In nursing school we’re taught that when we graduate, we earn the title registered “professional” nurse. But what is a professional?
- A specialist, an expert, a skilled, proficient, qualified, licensed, certified, trained individual in an area of work or practice.
- A person with a degree of autonomy and control over said field.
- An individual with a degree of decision-making authority.
After years of study, we do have much theoretical training and textbook knowledge. After a few years of practice we are on the road to proficiency, enhanced skills and the development of expertise. The term rings true on these levels.
But once we enter the factory-like atmosphere of a health facility, we discover that we have little autonomy to define our practice, nor do we have the authority to determine how our skills and knowledge can best be implemented. While we draw upon our skills to make clinical decisions every day, we don’t have control over the resources and supports required to deliver such care.
And, my colleagues, therein lies the rub.
The illusion of professional autonomy
It is this illusion of professional autonomy that many employers use to convince nurses that we don’t need to unionize in order to ensure that we have what we need to do our jobs. Schemes of so-called “shared governance” help to further this fantasy of control.
Non-managerial nurses do not determine budgets and resources.
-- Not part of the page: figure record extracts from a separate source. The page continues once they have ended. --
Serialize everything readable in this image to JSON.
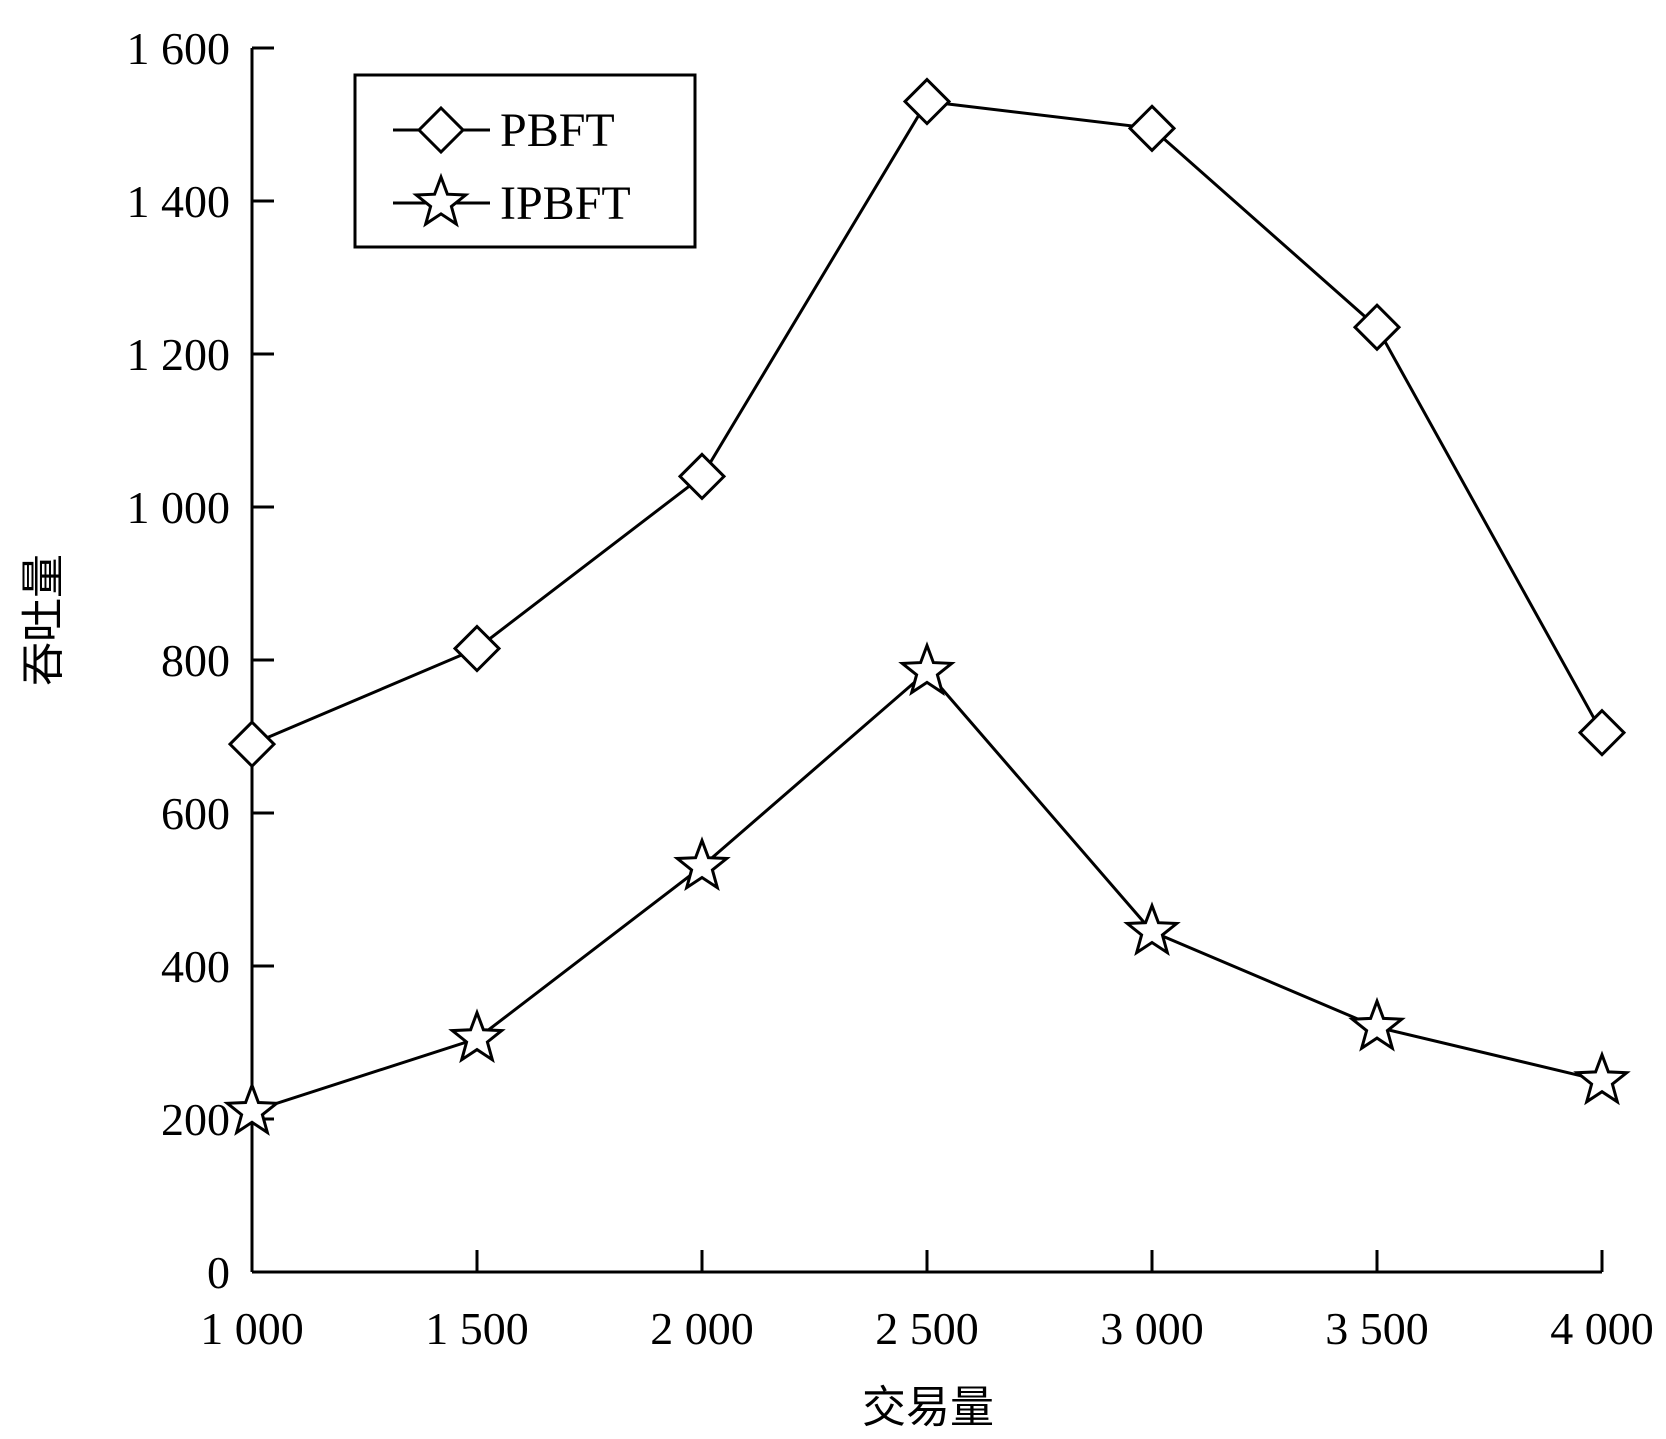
{
  "chart_data": {
    "type": "line",
    "title": "",
    "xlabel": "交易量",
    "ylabel": "吞吐量",
    "x": [
      1000,
      1500,
      2000,
      2500,
      3000,
      3500,
      4000
    ],
    "x_tick_labels": [
      "1 000",
      "1 500",
      "2 000",
      "2 500",
      "3 000",
      "3 500",
      "4 000"
    ],
    "y_ticks": [
      0,
      200,
      400,
      600,
      800,
      1000,
      1200,
      1400,
      1600
    ],
    "y_tick_labels": [
      "0",
      "200",
      "400",
      "600",
      "800",
      "1 000",
      "1 200",
      "1 400",
      "1 600"
    ],
    "xlim": [
      1000,
      4000
    ],
    "ylim": [
      0,
      1600
    ],
    "grid": false,
    "legend_position": "top-left",
    "series": [
      {
        "name": "PBFT",
        "marker": "diamond",
        "color": "#000000",
        "values": [
          690,
          815,
          1040,
          1530,
          1495,
          1235,
          705
        ]
      },
      {
        "name": "IPBFT",
        "marker": "star",
        "color": "#000000",
        "values": [
          210,
          305,
          530,
          785,
          445,
          320,
          250
        ]
      }
    ]
  }
}
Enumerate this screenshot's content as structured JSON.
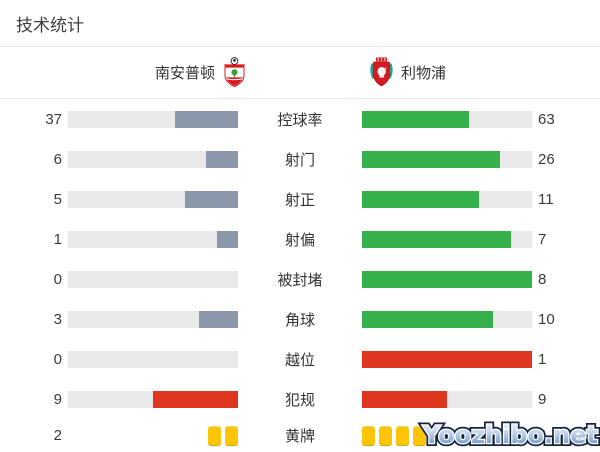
{
  "title": "技术统计",
  "teams": {
    "home": {
      "name": "南安普顿"
    },
    "away": {
      "name": "利物浦"
    }
  },
  "chart_data": {
    "type": "bar",
    "orientation": "horizontal-paired",
    "title": "技术统计",
    "categories": [
      "控球率",
      "射门",
      "射正",
      "射偏",
      "被封堵",
      "角球",
      "越位",
      "犯规",
      "黄牌"
    ],
    "series": [
      {
        "name": "南安普顿",
        "values": [
          37,
          6,
          5,
          1,
          0,
          3,
          0,
          9,
          2
        ]
      },
      {
        "name": "利物浦",
        "values": [
          63,
          26,
          11,
          7,
          8,
          10,
          1,
          9,
          4
        ]
      }
    ],
    "note": "bar fill fraction = value/(home+away); 黄牌 row rendered as yellow card icons; away yellow-card number hidden behind watermark"
  },
  "stats_meta": {
    "tones": [
      "normal",
      "normal",
      "normal",
      "normal",
      "normal",
      "normal",
      "negative",
      "negative",
      "cards"
    ]
  },
  "colors": {
    "home_bar": "#8b97aa",
    "away_bar": "#35b04a",
    "negative_bar": "#df3620",
    "bar_track": "#e9e9e9",
    "card_yellow": "#fcc508"
  },
  "watermark": "Yoozhibo.net"
}
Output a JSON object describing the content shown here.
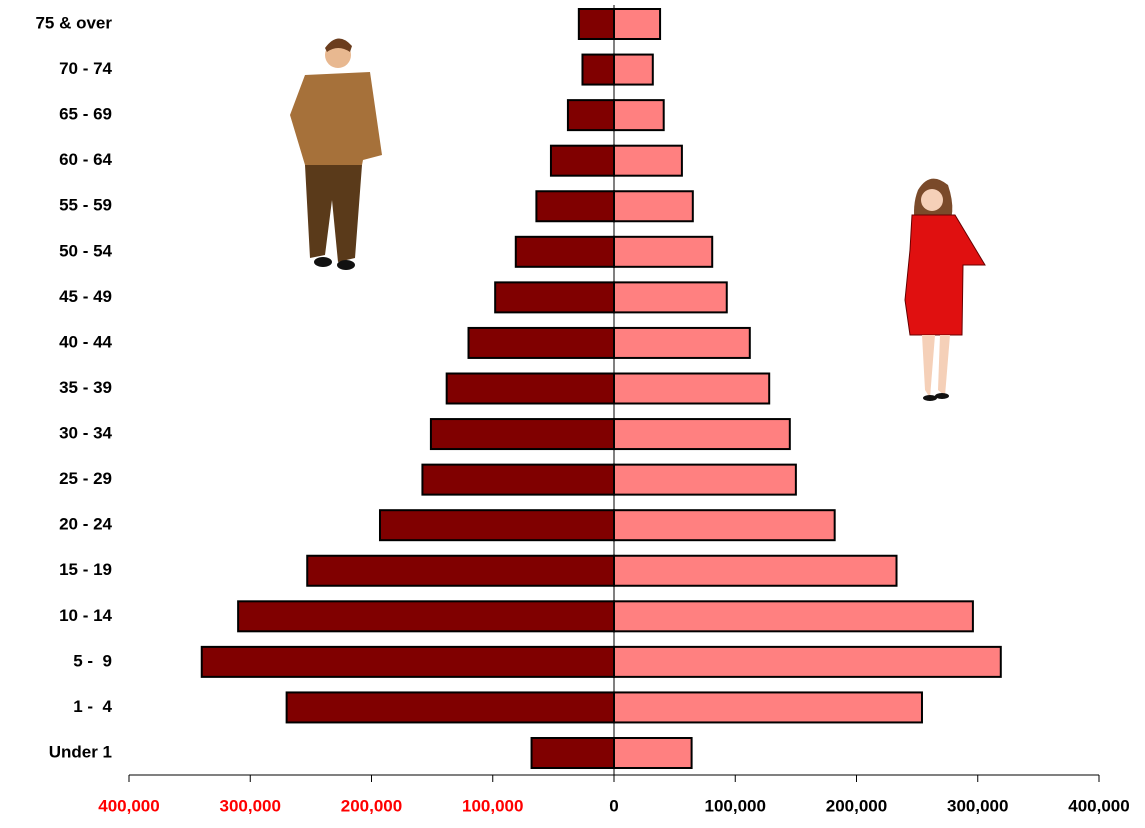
{
  "chart_data": {
    "type": "pyramid",
    "categories": [
      "Under 1",
      "1 -  4",
      "5 -  9",
      "10 - 14",
      "15 - 19",
      "20 - 24",
      "25 - 29",
      "30 - 34",
      "35 - 39",
      "40 - 44",
      "45 - 49",
      "50 - 54",
      "55 - 59",
      "60 - 64",
      "65 - 69",
      "70 - 74",
      "75 & over"
    ],
    "series": [
      {
        "color": "#800000",
        "values": [
          -68000,
          -270000,
          -340000,
          -310000,
          -253000,
          -193000,
          -158000,
          -151000,
          -138000,
          -120000,
          -98000,
          -81000,
          -64000,
          -52000,
          -38000,
          -26000,
          -29000
        ]
      },
      {
        "color": "#ff8080",
        "values": [
          64000,
          254000,
          319000,
          296000,
          233000,
          182000,
          150000,
          145000,
          128000,
          112000,
          93000,
          81000,
          65000,
          56000,
          41000,
          32000,
          38000
        ]
      }
    ],
    "xlim": [
      -400000,
      400000
    ],
    "xticks": [
      {
        "value": -400000,
        "label": "400,000"
      },
      {
        "value": -300000,
        "label": "300,000"
      },
      {
        "value": -200000,
        "label": "200,000"
      },
      {
        "value": -100000,
        "label": "100,000"
      },
      0,
      {
        "value": 100000,
        "label": "100,000"
      },
      {
        "value": 200000,
        "label": "200,000"
      },
      {
        "value": 300000,
        "label": "300,000"
      },
      {
        "value": 400000,
        "label": "400,000"
      }
    ]
  }
}
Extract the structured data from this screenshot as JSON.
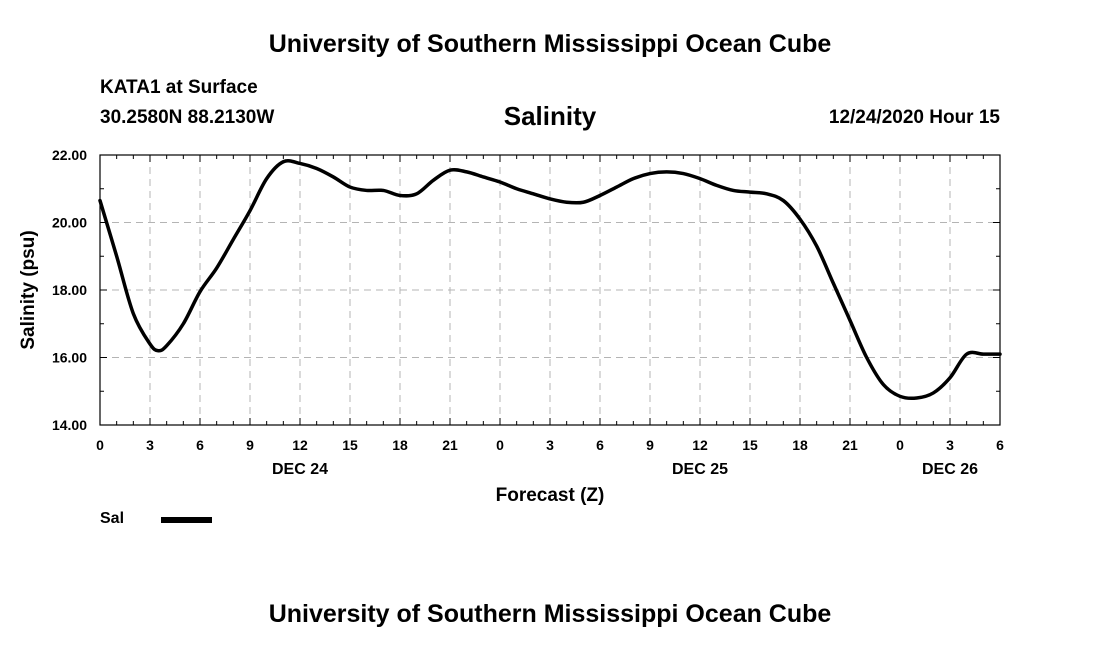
{
  "header": {
    "title": "University of Southern Mississippi Ocean Cube",
    "station": "KATA1 at Surface",
    "coordinates": "30.2580N 88.2130W",
    "chart_title": "Salinity",
    "timestamp": "12/24/2020 Hour 15"
  },
  "footer": {
    "title": "University of Southern Mississippi Ocean Cube"
  },
  "legend": {
    "label": "Sal",
    "color": "#000000"
  },
  "chart_data": {
    "type": "line",
    "title": "Salinity",
    "xlabel": "Forecast (Z)",
    "ylabel": "Salinity (psu)",
    "xlim": [
      0,
      54
    ],
    "ylim": [
      14,
      22
    ],
    "grid": true,
    "legend_position": "bottom-left",
    "x_tick_values": [
      0,
      3,
      6,
      9,
      12,
      15,
      18,
      21,
      24,
      27,
      30,
      33,
      36,
      39,
      42,
      45,
      48,
      51,
      54
    ],
    "x_tick_labels": [
      "0",
      "3",
      "6",
      "9",
      "12",
      "15",
      "18",
      "21",
      "0",
      "3",
      "6",
      "9",
      "12",
      "15",
      "18",
      "21",
      "0",
      "3",
      "6"
    ],
    "y_tick_values": [
      14,
      16,
      18,
      20,
      22
    ],
    "y_tick_labels": [
      "14.00",
      "16.00",
      "18.00",
      "20.00",
      "22.00"
    ],
    "date_labels": [
      {
        "text": "DEC 24",
        "at": 12
      },
      {
        "text": "DEC 25",
        "at": 36
      },
      {
        "text": "DEC 26",
        "at": 51
      }
    ],
    "series": [
      {
        "name": "Sal",
        "color": "#000000",
        "x": [
          0,
          1,
          2,
          3,
          3.5,
          4,
          5,
          6,
          7,
          8,
          9,
          10,
          11,
          12,
          13,
          14,
          15,
          16,
          17,
          18,
          19,
          20,
          21,
          22,
          23,
          24,
          25,
          26,
          27,
          28,
          29,
          30,
          31,
          32,
          33,
          34,
          35,
          36,
          37,
          38,
          39,
          40,
          41,
          42,
          43,
          44,
          45,
          46,
          47,
          48,
          49,
          50,
          51,
          52,
          53,
          54
        ],
        "y": [
          20.65,
          19.0,
          17.3,
          16.4,
          16.2,
          16.35,
          17.0,
          17.95,
          18.65,
          19.5,
          20.35,
          21.3,
          21.8,
          21.75,
          21.6,
          21.35,
          21.05,
          20.95,
          20.95,
          20.8,
          20.85,
          21.25,
          21.55,
          21.5,
          21.35,
          21.2,
          21.0,
          20.85,
          20.7,
          20.6,
          20.6,
          20.8,
          21.05,
          21.3,
          21.45,
          21.5,
          21.45,
          21.3,
          21.1,
          20.95,
          20.9,
          20.85,
          20.65,
          20.1,
          19.3,
          18.2,
          17.1,
          16.0,
          15.2,
          14.85,
          14.8,
          14.95,
          15.4,
          16.1,
          16.1,
          16.1
        ]
      }
    ]
  }
}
Thus governance is never “shared.” Our input can be sought, our brains can be picked, our clinical and practical knowledge can be mined, but final decisions about what, how much and in what way resources are allocated are the purview of the bosses. And the bosses we see and meet with are not even the final decision-makers. They have to answer to the CEOs, CFOs and COOs whom we never see or hear from—except for a cute letter sent out on Nurses Week or Christmas.
So what does a union do?
Throughout history, workers recognized the need to unite to deal with employers to improve working conditions, pay and other factors that improved their lots in life. This purposeful and organized unity led to the formation of unions.
Professional caregivers have the same needs as other workers: to improve salary, benefits, hours, working conditions, respect for what we do, safety, fair treatment if accused of violations, etc. But Professionals have additional needs: to practice our profession as we see fit, based on our licensure, certification, education and autonomous judgment capability.
Thus, we have a GREATER need to be unified in an organized body to negotiate these terms. But the title “professional” has been used by employers to make us feel that we don’t need unions, that we are somehow “better” than less skilled workers and able to do fine on our own. Nothing is further from the truth.
Life in the United States would look very different were it not for the presence and serious sacrifices and struggles of union members and those trying to organize.
Why employers feel so threatened by unions
Union members have elaborate legal rights in both the private and public sectors (NLRA, PERA, etc.). In addition, we have the ability to push the envelope beyond what is spelled out in statute.
Workers, together, can compel an employer to behave in ways they would not normally prefer to. A lone worker does not have that power. In fact, the “power playing field” is dramatically altered when a union is present and the workers are engaged. The possibilities are limitless.
This is why corporations and their government accomplices have been so anxious throughout history to destabilize, decertify and destroy unions and the power that workers can aspire to. The Janus case is no exception. If you disable the ability of a union to have a treasury, you destroy the most important organizational structure in America, one that gets its funding solely from its members and is beholden to no special interests who can demand paybacks or favors.
Finally, a union is not a “third party” as the union-busting literature likes to describe it. The union is us. We have the ability to craft it in the way that serves our interests and our patients’ needs. Nurses and our patients are the two entities among which the work takes place. The Employer is the real third party, more often than not, getting in our way and placing obstacles in our path.